La peur de Dublin

Jose Manuel BARROSO a dû apprécier : alors qu'il était venu soutenir le traité de Lisbonne à Dublin fin Avril, il a été "accueilli" par une manifestation "monstre" de 10 000 agriculteurs venus dire qu'ils voteraient non au référendum du 12 juin prochain. Un mouvement de colère à prendre au sérieux lorsqu'on connaît le poids des agriculteurs irlandais dans leur pays. D'ailleurs, quelques jours plus tard, un sondage est venu confirmer qu'il n'est absolument pas certain que le Oui l'emporte.
Le 27 Avril, cette étude d'opinion montre que le nombre de citoyens irlandais prévoyant de voter pour le traité de Lisbonne dégringole à 35 % seulement (8 % de moins qu'un précédent sondage), contre 31 % pour ceux qui disent qu'ils voteront contre. Le nombre d'indécis s'élevant à 34 %.

Inquiétude à Paris
%%
Cette information n'a pas échappé à Paris. A l'Elysée, le 12 juin est dorénavant une date-charnière, avant laquelle plus aucune annonce importante concernant l'Europe ne sera faite, de peur de déplaire aux irlandais. A Bruxelles, dans les rangs des députés européens français de la majorité, on confirme qu'il serait malvenu de faire naître une polémique avant le 12 juin : la directive Bolkestein et le débat sur la Turquie ayant été du plus mauvais effet en 2005, juste avant le référendum français sur la constitution. De son côté, Jose Manuel BARROSO commence à répéter - comme en 2005 - que "de toute façon, il n'y pas de plan B !".
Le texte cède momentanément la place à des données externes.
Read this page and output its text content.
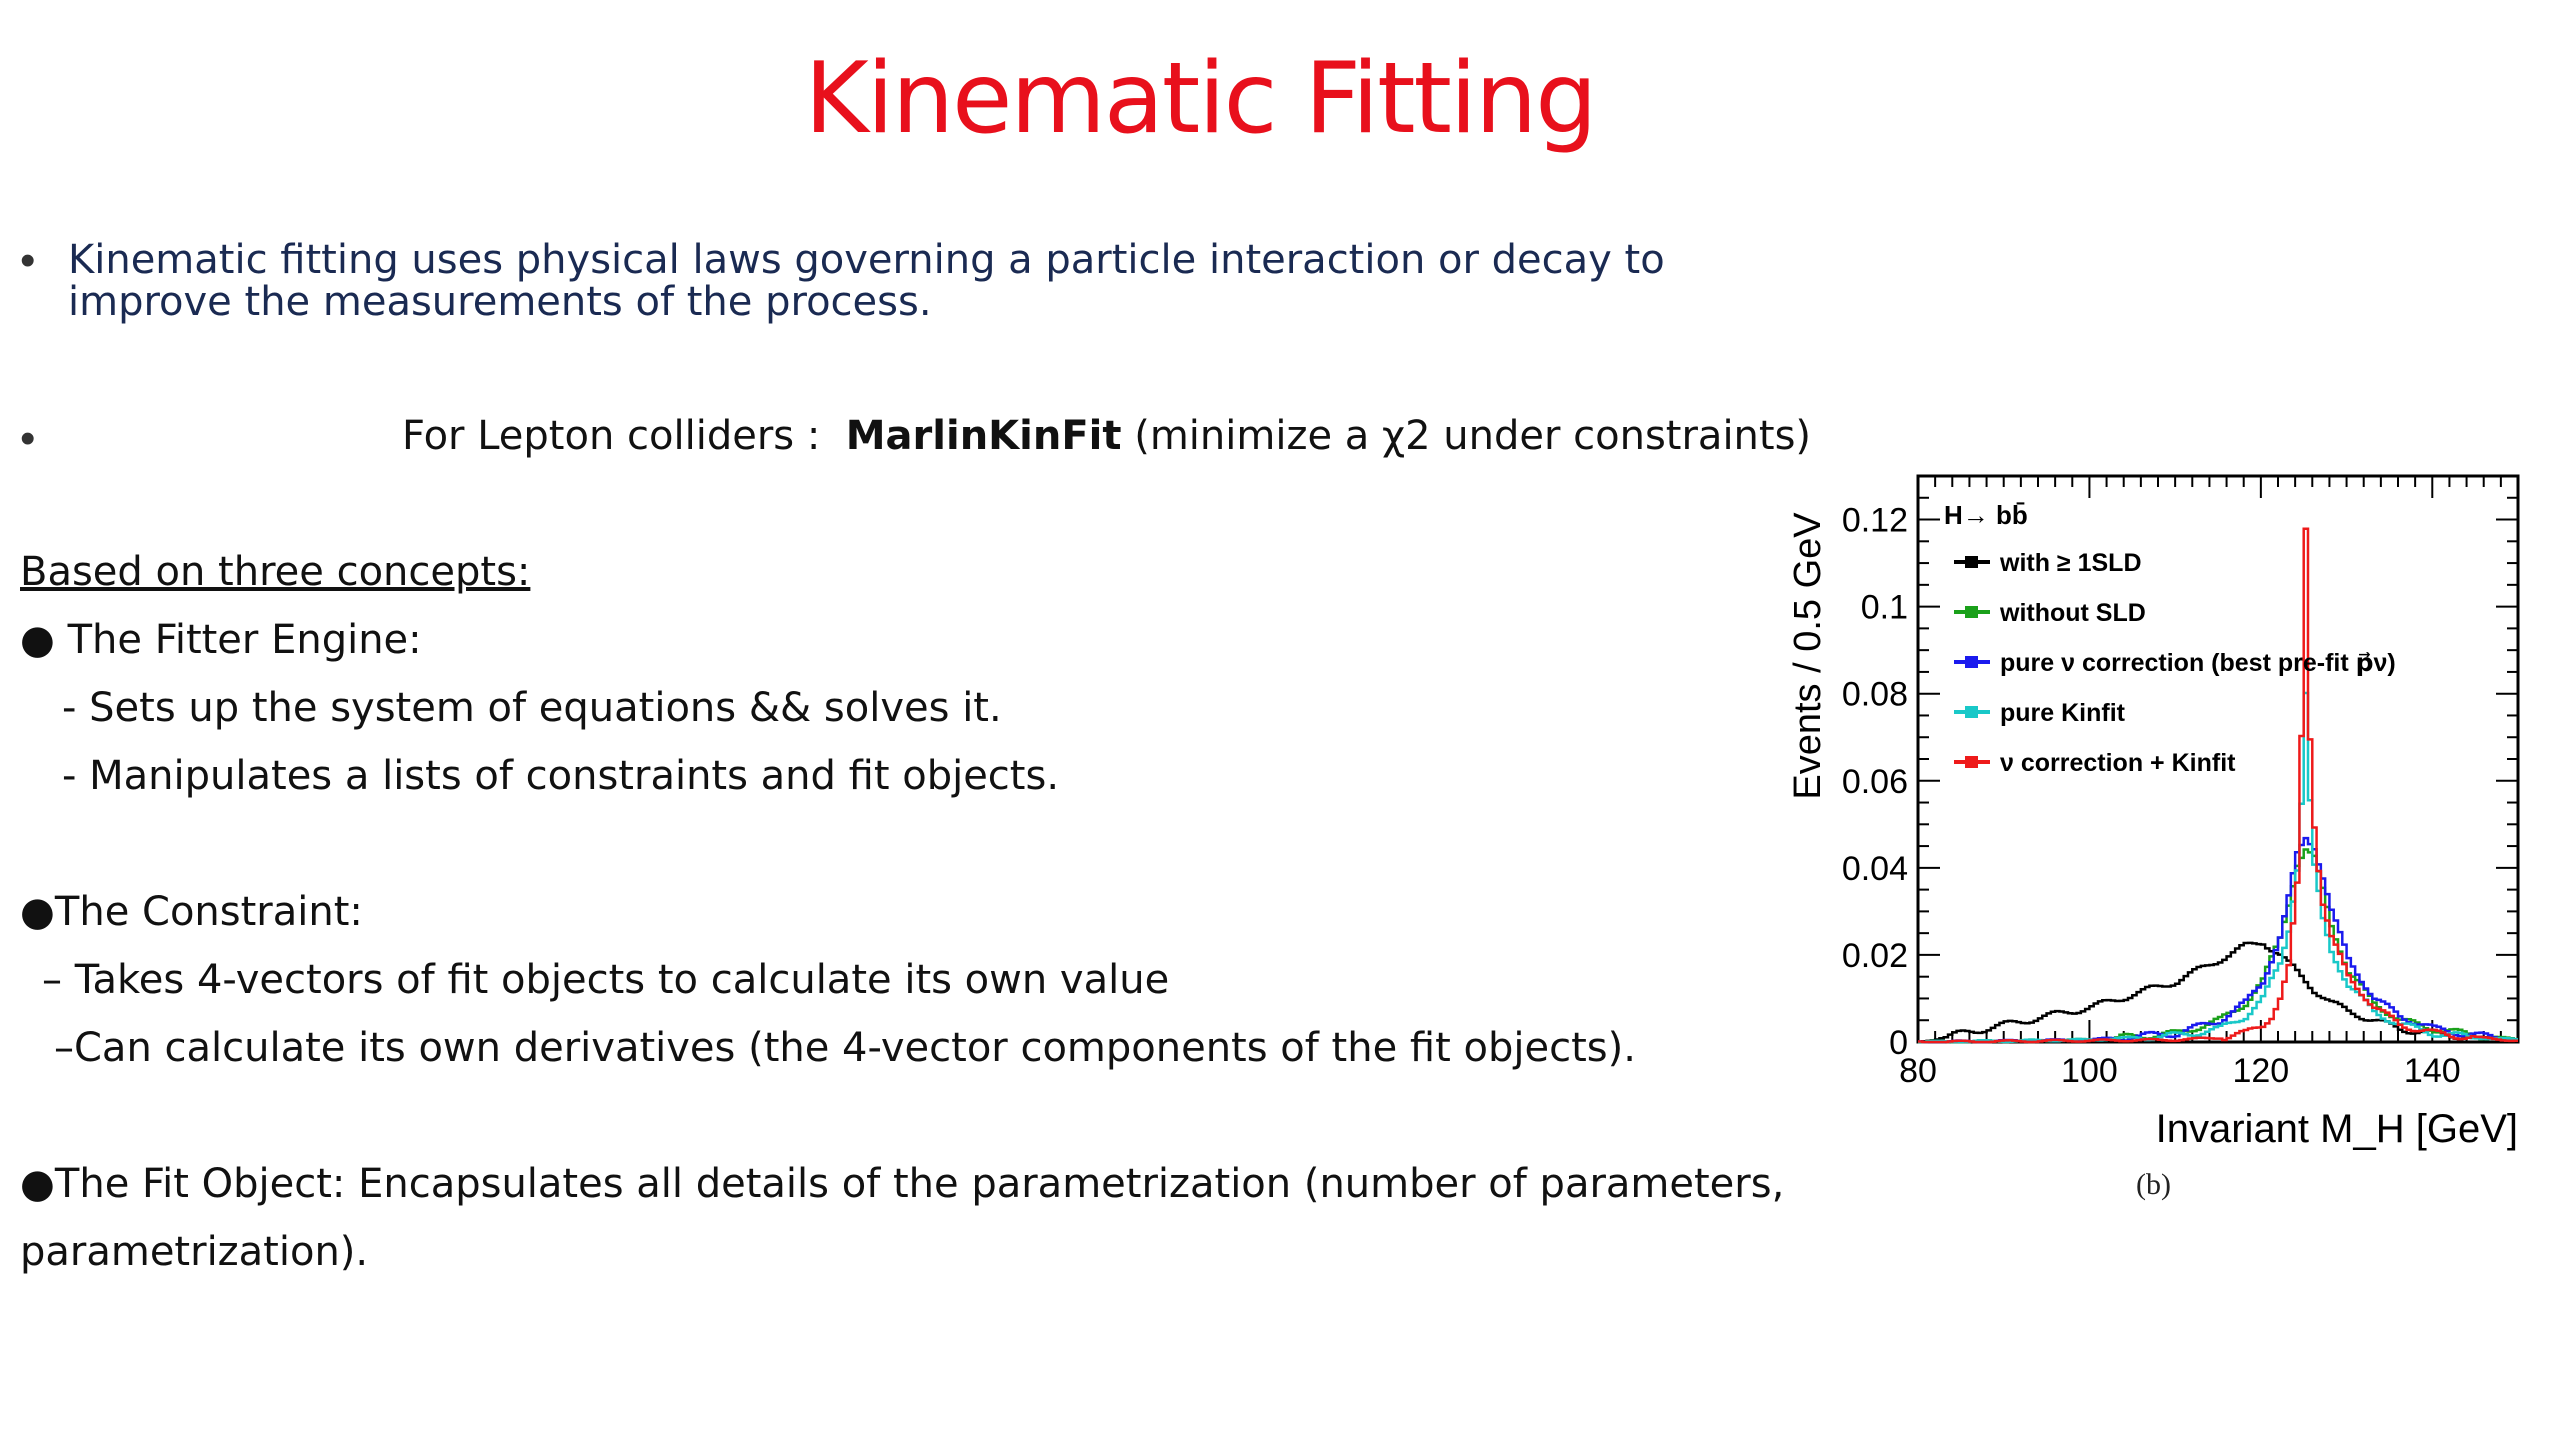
Kinematic Fitting
• Kinematic fitting uses physical laws governing a particle interaction or decay to
improve the measurements of the process.
•	For Lepton colliders : MarlinKinFit (minimize a χ2 under constraints)
Based on three concepts:
● The Fitter Engine:
- Sets up the system of equations && solves it.
- Manipulates a lists of constraints and fit objects.
●The Constraint:
– Takes 4-vectors of fit objects to calculate its own value
–Can calculate its own derivatives (the 4-vector components of the fit objects).
●The Fit Object: Encapsulates all details of the parametrization (number of parameters,
parametrization).
80	100	120	140
0
0.02
0.04
0.06
0.08
0.1
0.12
Events / 0.5 GeV
Invariant M_H [GeV]
H→ bb̄
with ≥ 1SLD
without SLD
pure ν correction (best pre-fit p⃗ν)
pure Kinfit
ν correction + Kinfit
(b)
"Coup de frein" sur la présidence française de l'UE
Cette inquiètude explique - pour partie - que la France ait depuis quelques semaines réduit, sans le dire, le nombre de ses ambitieuses priorités pour la présidence tournante de l'UE. L'immigration et la protection de l'environnement restent bien au programme, mais pour le reste, le "flou" est savamment orchestré. La politique européenne de défense par exemple, pourtant longtemps présentée comme prioritaire, n'ayant aucune chance d'aboutir en 6 mois, va discrètement perdre ce statut. Gordon BROWN, le premier ministre britannique, en grande difficulté après la déroute de son parti aux élections locales, ne pourra de toute façon pas soutenir la France dans ce dossier. D'autant qu'il serait malvenu pour Paris de demander à ses partenaires d'investir massivement dans des moyens militaires, au moment où - courant juin - la France va elle même annoncer une restructuration en profondeur de son armée, pour...faire des économies.

Bref, même s'il est trop tôt pour affirmer que les irlandais vont voter non au référendum du 12 juin, l'hypothèse d'un "accident de ratification" en Irlande ou ailleurs (une expression bien en vogue dans les milieux européens) est dorénavant prise très au sérieux.
Dans ce cas, la France se trouverait dans une position intenable : elle dont le peuple avait voté Non à la constitution en 2005, elle dont le chef de l'Etat s'attribue la paternité du traité de Lisbonne, elle n'aurait plus qu'une seule priorité : gérer l'onde de choc.

Post scriptum : un dernier sondage vient d'être publié aujourd'hui en Irlande. Je vous le livre :
Le nombre de personnes interrogées ayant prévu de voter "oui" est passé de 35 % à 38%, tandis que le non a perdu 3 points passant de 31 à 28%, par rapport au précédent sondage il
y a deux semaines. 34 % des personnes interrogées restent indécises.